What We Know So Far
- The Supreme Court is taking up the cases of same-sex couples, some of their children, and two widowers from Kentucky, Michigan, Ohio, and Tennessee, arguments began at 10 a.m. Tuesday
- The proceeding will determine two things, whether the 14th Amendment requires states to permit same-sex marriage and if states that do not permit same-sex marriage must recognize those unions from other states.
- Dozens of people started lining up outside of the Supreme Court four days ago, hoping to get a seat to hear Tuesday's arguments.
- Same-sex couples are able to marry in 36 states and the District of Columbia.
- White House Senior Adviser Valerie Jarrett toasted the plaintiffs and lawyers Monday night at a Freedom to Marry reception.
- Texas lawmakers in Austin were advancing a bill ahead of the decision that would prohibit the Lone Star state from using state or local funds to license or recognize same-sex marriage.
Michael Roberts, 81, is straight and married. His wife Paulette Roberts officiated the wedding ceremony for Jim Obergefell and John Arthur on a medical jet in Baltimore on July 11, 2013.

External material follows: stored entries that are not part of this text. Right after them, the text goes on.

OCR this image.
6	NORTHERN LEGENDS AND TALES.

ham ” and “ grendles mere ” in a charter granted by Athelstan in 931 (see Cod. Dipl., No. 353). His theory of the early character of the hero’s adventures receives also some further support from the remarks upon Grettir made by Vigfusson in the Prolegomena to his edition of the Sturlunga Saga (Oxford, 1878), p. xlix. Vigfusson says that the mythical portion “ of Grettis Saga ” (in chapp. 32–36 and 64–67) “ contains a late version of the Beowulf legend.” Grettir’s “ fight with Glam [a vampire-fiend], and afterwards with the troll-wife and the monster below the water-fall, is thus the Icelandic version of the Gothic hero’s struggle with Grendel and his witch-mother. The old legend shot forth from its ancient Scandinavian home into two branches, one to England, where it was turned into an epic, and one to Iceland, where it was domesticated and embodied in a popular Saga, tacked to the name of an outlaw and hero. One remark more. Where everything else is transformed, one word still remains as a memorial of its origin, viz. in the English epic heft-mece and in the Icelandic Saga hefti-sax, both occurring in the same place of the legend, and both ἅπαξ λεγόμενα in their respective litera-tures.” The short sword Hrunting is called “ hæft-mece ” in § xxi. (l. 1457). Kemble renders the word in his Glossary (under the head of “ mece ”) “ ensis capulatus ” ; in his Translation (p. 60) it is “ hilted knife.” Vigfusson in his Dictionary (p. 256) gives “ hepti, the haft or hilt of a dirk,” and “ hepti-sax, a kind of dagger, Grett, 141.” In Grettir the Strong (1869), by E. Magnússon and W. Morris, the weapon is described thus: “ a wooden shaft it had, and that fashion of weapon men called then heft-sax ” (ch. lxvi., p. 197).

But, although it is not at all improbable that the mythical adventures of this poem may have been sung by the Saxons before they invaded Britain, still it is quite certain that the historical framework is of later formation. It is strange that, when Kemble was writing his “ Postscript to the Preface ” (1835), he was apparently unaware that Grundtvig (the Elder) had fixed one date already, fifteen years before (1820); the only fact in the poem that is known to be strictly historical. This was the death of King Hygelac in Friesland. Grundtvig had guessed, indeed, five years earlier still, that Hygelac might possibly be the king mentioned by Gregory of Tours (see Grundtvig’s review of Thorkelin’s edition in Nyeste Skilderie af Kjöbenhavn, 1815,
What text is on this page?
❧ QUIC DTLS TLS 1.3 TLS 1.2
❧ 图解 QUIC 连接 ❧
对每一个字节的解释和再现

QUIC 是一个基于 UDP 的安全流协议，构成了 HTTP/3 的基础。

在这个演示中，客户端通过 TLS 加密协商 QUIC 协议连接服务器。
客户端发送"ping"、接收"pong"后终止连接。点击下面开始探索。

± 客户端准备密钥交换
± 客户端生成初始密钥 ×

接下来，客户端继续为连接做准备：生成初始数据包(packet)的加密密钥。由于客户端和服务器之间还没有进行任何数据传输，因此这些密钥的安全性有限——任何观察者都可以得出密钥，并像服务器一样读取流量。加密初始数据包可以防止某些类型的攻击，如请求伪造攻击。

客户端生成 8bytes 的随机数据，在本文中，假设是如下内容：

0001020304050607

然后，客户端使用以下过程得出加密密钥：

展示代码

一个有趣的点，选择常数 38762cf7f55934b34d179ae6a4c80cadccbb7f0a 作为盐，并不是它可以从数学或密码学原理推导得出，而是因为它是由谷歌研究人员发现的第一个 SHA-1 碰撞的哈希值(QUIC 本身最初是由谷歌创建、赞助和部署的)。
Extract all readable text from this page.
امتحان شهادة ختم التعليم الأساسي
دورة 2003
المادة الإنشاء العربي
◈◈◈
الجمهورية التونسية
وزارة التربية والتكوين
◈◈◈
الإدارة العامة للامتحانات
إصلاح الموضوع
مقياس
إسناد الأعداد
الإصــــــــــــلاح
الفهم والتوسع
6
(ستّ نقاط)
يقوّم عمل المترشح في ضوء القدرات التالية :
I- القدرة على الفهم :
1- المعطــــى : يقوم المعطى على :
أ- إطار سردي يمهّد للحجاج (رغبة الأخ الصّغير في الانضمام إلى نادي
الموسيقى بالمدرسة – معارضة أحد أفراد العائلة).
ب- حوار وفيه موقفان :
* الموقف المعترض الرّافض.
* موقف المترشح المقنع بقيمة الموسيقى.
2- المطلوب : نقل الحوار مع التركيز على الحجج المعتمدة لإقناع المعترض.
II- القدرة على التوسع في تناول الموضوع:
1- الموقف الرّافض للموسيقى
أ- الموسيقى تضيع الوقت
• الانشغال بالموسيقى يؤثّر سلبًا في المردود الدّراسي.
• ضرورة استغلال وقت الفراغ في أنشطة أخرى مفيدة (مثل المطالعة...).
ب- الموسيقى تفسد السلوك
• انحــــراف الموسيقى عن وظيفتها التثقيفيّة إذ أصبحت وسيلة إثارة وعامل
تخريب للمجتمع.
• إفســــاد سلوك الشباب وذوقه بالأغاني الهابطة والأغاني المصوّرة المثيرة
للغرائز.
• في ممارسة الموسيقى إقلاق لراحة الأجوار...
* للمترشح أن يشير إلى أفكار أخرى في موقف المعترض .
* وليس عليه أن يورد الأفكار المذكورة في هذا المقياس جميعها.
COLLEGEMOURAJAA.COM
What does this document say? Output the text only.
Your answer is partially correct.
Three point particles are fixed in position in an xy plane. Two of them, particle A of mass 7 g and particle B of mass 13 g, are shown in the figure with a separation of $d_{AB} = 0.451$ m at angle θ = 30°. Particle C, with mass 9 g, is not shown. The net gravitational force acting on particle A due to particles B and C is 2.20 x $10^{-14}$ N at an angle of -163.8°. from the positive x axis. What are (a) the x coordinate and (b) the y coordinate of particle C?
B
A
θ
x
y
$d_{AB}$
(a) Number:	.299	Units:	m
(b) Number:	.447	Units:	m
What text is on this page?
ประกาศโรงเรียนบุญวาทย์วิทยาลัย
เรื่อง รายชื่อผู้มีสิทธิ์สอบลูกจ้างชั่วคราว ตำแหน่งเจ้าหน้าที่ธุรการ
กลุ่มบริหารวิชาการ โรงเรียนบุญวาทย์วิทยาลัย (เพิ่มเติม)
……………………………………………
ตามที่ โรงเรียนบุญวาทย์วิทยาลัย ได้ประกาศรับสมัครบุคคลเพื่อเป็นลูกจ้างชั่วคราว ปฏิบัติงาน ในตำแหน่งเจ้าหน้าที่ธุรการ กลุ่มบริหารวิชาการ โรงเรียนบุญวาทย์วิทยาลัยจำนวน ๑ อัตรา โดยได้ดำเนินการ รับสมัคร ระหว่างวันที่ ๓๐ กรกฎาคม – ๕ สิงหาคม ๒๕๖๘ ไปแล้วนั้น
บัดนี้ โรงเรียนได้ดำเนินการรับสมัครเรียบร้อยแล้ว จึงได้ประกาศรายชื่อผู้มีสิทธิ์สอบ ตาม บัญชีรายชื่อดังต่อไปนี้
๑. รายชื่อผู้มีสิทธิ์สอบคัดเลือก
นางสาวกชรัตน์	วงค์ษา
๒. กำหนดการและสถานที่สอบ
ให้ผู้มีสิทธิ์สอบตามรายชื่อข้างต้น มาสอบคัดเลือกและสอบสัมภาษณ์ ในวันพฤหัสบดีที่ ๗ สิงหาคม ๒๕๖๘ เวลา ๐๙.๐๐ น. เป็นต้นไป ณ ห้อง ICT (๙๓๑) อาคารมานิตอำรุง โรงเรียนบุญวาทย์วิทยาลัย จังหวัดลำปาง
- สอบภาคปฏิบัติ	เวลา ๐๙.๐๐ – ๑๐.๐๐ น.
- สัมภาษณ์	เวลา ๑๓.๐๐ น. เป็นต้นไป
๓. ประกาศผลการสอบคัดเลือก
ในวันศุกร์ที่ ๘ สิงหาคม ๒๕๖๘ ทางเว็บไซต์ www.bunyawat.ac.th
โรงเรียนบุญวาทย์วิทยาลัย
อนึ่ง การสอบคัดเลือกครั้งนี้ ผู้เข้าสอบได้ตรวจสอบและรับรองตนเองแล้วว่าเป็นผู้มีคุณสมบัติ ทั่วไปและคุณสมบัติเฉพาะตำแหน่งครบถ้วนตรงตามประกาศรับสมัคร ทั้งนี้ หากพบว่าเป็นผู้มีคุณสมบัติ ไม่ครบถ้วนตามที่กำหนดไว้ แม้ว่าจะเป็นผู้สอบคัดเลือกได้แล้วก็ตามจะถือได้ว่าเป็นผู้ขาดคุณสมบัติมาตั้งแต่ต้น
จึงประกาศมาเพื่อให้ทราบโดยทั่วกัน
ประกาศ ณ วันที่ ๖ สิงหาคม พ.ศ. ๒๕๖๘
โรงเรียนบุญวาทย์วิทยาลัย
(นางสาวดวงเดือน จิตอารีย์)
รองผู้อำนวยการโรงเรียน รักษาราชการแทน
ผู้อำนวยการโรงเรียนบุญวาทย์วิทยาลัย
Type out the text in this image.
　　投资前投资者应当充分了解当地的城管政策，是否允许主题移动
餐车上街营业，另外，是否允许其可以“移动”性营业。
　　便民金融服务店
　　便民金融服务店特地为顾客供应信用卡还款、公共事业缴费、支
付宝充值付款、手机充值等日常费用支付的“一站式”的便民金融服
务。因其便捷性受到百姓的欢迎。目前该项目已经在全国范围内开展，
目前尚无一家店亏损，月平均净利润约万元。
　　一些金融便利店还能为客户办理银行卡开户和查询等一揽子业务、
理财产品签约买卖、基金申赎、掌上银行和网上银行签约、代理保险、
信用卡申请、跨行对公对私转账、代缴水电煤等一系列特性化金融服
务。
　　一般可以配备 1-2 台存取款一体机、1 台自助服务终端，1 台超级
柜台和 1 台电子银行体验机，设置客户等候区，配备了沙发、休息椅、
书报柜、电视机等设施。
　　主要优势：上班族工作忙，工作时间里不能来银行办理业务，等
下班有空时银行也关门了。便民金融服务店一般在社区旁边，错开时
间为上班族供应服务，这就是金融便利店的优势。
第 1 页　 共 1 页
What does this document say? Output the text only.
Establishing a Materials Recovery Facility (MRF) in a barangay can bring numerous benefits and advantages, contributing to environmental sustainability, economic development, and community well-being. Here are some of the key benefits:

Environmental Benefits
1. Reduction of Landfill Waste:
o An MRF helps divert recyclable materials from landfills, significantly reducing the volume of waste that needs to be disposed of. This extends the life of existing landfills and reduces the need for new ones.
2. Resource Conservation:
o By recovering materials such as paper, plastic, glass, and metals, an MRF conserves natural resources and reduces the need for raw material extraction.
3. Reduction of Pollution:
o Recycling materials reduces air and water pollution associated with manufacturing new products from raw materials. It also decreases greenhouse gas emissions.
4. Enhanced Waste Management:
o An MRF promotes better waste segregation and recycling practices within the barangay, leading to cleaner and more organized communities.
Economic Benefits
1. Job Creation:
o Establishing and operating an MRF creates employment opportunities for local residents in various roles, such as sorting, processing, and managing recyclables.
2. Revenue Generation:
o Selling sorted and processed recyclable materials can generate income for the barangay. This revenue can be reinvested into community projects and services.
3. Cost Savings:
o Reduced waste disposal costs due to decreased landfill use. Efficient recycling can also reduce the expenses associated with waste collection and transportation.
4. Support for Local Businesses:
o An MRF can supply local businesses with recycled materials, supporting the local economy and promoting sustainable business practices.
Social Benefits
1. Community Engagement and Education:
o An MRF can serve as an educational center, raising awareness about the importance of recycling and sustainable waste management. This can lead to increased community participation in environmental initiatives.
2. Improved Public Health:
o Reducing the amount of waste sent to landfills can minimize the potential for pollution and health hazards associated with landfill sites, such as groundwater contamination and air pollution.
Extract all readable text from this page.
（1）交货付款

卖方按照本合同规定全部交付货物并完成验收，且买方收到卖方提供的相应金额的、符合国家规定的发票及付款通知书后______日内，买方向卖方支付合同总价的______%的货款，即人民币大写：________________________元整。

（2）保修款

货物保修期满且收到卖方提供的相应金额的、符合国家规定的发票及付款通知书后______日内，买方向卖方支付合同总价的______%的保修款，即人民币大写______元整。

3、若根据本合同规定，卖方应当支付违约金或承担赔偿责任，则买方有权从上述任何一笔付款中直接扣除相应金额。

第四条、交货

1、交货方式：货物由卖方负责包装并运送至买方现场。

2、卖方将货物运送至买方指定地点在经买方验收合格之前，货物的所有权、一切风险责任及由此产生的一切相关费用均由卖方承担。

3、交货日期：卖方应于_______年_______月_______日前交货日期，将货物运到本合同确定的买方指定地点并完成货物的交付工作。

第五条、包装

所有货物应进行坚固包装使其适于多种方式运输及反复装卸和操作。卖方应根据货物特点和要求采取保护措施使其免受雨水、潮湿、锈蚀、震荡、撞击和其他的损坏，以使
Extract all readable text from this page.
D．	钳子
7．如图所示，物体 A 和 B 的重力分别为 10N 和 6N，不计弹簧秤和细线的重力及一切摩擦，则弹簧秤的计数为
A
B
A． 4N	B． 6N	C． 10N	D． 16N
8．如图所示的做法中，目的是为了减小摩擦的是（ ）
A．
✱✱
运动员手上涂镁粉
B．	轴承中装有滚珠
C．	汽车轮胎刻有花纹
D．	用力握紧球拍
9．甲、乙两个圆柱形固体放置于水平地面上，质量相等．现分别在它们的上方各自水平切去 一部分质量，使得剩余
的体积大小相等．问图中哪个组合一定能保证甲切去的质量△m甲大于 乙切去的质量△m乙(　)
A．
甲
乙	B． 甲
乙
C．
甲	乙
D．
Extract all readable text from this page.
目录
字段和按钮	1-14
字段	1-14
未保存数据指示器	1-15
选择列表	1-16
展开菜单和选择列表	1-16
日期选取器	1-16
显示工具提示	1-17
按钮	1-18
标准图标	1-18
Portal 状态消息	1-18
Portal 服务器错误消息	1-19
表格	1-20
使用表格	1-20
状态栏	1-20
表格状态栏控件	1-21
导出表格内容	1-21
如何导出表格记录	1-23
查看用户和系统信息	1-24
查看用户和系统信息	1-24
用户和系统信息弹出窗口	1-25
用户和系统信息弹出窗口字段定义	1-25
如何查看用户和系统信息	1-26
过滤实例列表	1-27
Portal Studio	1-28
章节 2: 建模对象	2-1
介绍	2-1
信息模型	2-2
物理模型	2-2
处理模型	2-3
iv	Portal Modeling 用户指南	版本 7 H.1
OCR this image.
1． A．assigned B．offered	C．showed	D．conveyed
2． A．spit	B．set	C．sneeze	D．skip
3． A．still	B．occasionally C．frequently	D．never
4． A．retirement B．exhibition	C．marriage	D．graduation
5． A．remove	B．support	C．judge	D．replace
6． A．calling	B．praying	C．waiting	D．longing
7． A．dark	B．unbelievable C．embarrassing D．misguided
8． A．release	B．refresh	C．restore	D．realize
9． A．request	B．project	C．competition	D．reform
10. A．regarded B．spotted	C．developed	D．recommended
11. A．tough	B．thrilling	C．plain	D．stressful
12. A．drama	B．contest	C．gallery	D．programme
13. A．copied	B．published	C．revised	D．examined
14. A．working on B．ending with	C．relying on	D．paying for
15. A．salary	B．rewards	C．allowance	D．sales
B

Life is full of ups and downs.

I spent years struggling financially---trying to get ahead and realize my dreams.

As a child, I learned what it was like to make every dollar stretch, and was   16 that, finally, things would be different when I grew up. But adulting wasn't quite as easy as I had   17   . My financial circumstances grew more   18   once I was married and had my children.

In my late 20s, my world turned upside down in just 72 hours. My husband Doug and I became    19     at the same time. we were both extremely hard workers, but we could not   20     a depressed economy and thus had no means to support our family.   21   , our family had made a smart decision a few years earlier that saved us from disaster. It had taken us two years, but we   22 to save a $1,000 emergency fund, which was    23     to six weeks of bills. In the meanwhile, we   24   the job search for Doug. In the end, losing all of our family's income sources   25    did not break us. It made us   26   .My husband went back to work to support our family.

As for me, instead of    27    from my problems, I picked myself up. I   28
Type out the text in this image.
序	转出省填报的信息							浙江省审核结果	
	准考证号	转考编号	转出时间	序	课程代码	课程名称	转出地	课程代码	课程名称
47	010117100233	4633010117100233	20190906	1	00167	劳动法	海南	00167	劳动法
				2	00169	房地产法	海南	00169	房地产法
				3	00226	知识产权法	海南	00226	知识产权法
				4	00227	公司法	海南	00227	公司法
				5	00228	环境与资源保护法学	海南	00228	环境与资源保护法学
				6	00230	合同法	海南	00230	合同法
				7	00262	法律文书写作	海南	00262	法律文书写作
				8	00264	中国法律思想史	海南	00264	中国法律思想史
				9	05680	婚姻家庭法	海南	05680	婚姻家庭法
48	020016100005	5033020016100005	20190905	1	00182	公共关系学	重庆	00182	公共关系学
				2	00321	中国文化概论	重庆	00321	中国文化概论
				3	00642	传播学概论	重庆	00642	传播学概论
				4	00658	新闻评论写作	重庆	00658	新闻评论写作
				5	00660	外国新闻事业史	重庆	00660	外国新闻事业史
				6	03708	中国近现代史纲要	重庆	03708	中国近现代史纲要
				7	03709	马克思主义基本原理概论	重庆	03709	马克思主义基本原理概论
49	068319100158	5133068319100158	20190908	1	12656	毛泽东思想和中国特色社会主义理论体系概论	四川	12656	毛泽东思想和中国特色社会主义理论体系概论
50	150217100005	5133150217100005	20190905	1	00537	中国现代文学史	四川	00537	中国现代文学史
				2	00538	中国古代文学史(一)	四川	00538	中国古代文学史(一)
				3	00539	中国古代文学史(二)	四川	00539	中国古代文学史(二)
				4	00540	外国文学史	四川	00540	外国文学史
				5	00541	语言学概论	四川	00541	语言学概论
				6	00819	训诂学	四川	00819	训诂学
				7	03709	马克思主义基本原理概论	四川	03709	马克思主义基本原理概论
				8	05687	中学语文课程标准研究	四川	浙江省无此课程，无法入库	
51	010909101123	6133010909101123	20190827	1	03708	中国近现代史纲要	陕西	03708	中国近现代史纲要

At Tuesday's marriage arguments over same-sex couples' marriage rights, the majority of the court appeared to be comfortable with Justice Anthony Kennedy's understanding of human dignity as including gay people's equal treatment under the law.
While Kennedy, who is considered the key swing vote in the case, did not make any unambiguous statement about the end result of the case, he harshly questioned the state of Michigan's argument that it should be allowed to exclude same-sex couples from marriage.
At one point, Kennedy commented to Michigan's lawyer that it's law banning same-sex couples from marrying "assumes" that those couple's can't have the same "more noble purpose" as opposite sex couples have for entering marriage. Joined often by Justices Sonia Sotomayor and Elena Kagan, the lawyer defending marriage bans, John Bursch, faced repeated questions about what other limits state's could constitutionally place on marriages and whether the state's claimed interest amounted to anything more than, as Sotomayor asked, a "ceiling…that doesn't have logic."
Although questions were asked, including by Kennedy, about the length of the understanding of marriage as only an institution between one man and one woman, Kennedy also noted that "about the same time" passed between the Supreme Court's decision ending "separate-but-equal" with regards to racial discrimination and it's landmark decision ending interracial marriage as has passed between the Supreme Court's decision ending sodomy laws and today's arguments.
Justices Ruth Bader Ginsburg and Stephen Breyer also appeared in questioning to be sympathetic same-sex couples' marriage arguments.
Chief Justice John Roberts asked probing question of both sides, never betraying a strong affinity towards either sides' arguments.